I was also surprised to learn that they had a radio which allowed them to keep up with what was happening in the outside world. Anne often wrote about times when she and her family would sit around in the evening listening to updates about the war, wondering when the invasion would happen.

Throughout the two years that Anne was writing her diary, she stayed relatively optimistic about life returning to normal once they were allowed out of hiding, especially after they had heard that the English had started their invasion. It gave her hope I suppose, something to look forward to and to keep her going. She was captured at the beginning of August, and in the second to last diary entry before she was captured, she wrote about how excited she was about being able to return to school in September/October, truly believing that Hitler would soon be defeated now that the invasion had happened, and more and more places were being taken back from Germany.

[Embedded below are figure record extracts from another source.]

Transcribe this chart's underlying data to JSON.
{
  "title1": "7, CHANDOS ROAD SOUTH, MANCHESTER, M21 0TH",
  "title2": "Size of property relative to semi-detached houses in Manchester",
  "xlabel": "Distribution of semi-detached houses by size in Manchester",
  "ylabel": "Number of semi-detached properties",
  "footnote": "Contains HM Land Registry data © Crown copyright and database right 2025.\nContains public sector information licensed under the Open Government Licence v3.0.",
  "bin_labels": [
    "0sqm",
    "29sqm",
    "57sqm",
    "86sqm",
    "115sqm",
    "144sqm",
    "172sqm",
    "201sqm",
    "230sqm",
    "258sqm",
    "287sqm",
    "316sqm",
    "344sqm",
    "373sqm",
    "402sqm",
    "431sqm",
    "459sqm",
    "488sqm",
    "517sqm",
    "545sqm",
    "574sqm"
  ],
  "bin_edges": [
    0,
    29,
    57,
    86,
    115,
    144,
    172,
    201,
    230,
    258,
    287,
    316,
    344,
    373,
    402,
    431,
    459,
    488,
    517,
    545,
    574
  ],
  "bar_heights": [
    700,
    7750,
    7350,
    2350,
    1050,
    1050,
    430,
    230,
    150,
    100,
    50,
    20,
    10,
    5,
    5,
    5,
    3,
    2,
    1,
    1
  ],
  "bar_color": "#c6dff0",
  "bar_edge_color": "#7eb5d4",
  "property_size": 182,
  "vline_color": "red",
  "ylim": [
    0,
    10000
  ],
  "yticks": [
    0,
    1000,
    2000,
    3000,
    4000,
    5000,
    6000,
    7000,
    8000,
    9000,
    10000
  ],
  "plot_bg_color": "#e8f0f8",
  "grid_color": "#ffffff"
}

That enthusiasm, that determination to hold on just a little longer is what made the ending of Anne Frank’s life so moving to read about. She never gave up. She never stopped believing that she would once again be free. No matter how many times she got into arguments with the people that she lived with or felt as though she couldn’t express how she was truly feeling or what she thought about the war. She just kept going. She was so brave, I honestly do not know how I would have coped if I had been in her situation, but I guess that it’s one of those situations where you don’t know how you will cope until you must live it yourself.

Anne Franks Diary gives a rare insight into what it was like for one Jewish family during World War II. Obviously, it wasn’t the same for all Jewish families who went into hiding, but I still think that it is an important part of history that needs to be read.